Navigate to the root directory (the one containing setup.py) in your terminal and run this command to create a source distribution:

python setup.py sdist

This will create a dist directory containing a file like feature_engineering_suite-0.1.0.tar.gz. You can now install your package using pip:

pip install dist/feature_engineering_suite-0.1.0.tar.gz

## **How to Use**

The library is designed to be intuitive and flexible.
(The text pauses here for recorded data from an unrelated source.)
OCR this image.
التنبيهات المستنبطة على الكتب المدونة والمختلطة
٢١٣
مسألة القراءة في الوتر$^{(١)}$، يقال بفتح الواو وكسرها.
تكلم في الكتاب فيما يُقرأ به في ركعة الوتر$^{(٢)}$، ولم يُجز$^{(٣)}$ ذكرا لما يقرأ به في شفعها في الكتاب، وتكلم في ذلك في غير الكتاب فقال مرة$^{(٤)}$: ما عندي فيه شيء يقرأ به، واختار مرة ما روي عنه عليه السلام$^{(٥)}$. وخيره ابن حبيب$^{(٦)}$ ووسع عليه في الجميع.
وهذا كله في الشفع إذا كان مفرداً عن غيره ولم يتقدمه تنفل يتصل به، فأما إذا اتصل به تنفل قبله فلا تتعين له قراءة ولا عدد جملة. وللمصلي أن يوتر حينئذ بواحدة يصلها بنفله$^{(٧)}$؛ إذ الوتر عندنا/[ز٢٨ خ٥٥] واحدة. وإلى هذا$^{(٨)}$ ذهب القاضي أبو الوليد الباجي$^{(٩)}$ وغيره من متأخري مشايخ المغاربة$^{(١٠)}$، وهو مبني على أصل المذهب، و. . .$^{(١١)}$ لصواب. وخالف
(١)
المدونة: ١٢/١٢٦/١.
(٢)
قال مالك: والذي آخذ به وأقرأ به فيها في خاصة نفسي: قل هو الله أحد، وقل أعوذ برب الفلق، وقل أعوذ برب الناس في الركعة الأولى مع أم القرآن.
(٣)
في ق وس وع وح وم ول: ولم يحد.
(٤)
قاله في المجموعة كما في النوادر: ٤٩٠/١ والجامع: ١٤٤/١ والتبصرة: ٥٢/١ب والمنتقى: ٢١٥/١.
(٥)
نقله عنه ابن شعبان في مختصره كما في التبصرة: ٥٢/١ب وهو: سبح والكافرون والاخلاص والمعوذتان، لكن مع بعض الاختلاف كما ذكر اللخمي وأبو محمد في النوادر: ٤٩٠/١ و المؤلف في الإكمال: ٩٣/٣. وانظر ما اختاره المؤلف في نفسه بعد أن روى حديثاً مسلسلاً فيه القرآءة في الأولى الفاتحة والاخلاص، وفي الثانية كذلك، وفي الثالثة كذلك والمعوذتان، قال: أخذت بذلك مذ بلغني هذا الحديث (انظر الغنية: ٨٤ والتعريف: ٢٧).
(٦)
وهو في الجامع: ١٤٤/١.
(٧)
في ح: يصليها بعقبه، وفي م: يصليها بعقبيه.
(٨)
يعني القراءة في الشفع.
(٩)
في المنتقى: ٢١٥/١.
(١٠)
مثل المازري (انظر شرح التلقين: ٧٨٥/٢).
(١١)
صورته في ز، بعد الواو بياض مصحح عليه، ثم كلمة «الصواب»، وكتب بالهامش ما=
Here's a complete example.

### **1. Sample Data**
Let's start with a sample dataset.
```python
import pandas as pd  
import numpy as np

# Create a sample DataFrame for a classification problem  
data = {  
    'age': [25, 30, 35, 40, 45, 50, 55, 60, 65, 70],  
    'salary': [50000, 60000, 75000, 90000, 110000, 135000, 160000, 180000, 210000, 240000],  
    'years_experience': [2, 5, 8, 12, 15, 18, 22, 25, 28, 30],  
    'department': ['HR', 'IT', 'Sales', 'IT', 'Sales', 'HR', 'IT', 'Sales', 'HR', 'IT'],  
    'education': ['Bachelor', 'Master', 'Bachelor', 'PhD', 'Master', 'Bachelor', 'PhD', 'Master', 'Bachelor', 'PhD'],  
    'purchased_premium': [0, 0, 1, 0, 1, 1, 1, 0, 1, 1]  
}  
df = pd.DataFrame(data)  
df['salary_correlated'] = df['salary'] * 1.1 + np.random.normal(0, 5000, df.shape[0])

X = df.drop('purchased_premium', axis=1)  
y = df['purchased_premium']
```

### **2. Feature Selection**

First, let's identify the most important and least redundant features.
```python
from feature_engineering_suite import FeatureSelector

# Get feature importance scores  
importance = FeatureSelector.get_feature_importance(X.select_dtypes(include=np.number), y, task='classification')  
print("--- Feature Importance ---")  
print(importance)

# Find and remove highly correlated features  
corr_selector = FeatureSelector(correlation_threshold=0.9)  
corr_selector.fit(X.select_dtypes(include=np.number))  
print(f"\n--- Features to Drop (Correlation > 0.9) ---n{corr_selector.features_to_drop_}")  
X_uncorrelated = corr_selector.transform(X)  
print(f"nShape of X before dropping correlated features: {X.shape}")  
print(f"Shape of X after dropping correlated features: {X_uncorrelated.shape}")
```
### **3. Transformation and Standardization**

Now, let's apply transformations to the numerical features.
```python
from feature_engineering_suite import Standardizer, LogTransformer

# Apply standard scaling to 'age' and 'years_experience'  
standardizer = Standardizer(columns=['age', 'years_experience'])  
X_scaled = standardizer.fit_transform(X_uncorrelated)

# Apply log transformation to the 'salary' column  
log_transformer = LogTransformer(columns=['salary'])  
X_final_numeric = log_transformer.fit_transform(X_scaled)

print("\n--- Data After Transformations ---")  
print(X_final_numeric.head())
```

### **4. Categorical Encoding**

Finally, let's encode the categorical features.
```python
from feature_engineering_suite import Encoder

# Define an ordinal mapping for the 'education' column  
education_map = {'Bachelor': 1, 'Master': 2, 'PhD': 3}

# Use the Encoder for both one-hot and ordinal encoding  
# We will one-hot encode 'department' and ordinally encode 'education'

# One-hot encode department  
onehot_encoder = Encoder(method='onehot', columns=['department'])  
X_encoded = onehot_encoder.fit_transform(X_final_numeric)

# Ordinal encode education  
ordinal_encoder = Encoder(method='ordinal', columns=['education'], mapping={'education': education_map})  
X_fully_processed = ordinal_encoder.fit_transform(X_encoded)

print("\n--- Fully Processed DataFrame ---")  
print(X_fully_processed.head())  
print(f"\nFinal shape of processed data: {X_fully_processed.shape}")
```

This library provides the building blocks you need to create powerful and reproducible feature engineering pipelines for any dataset.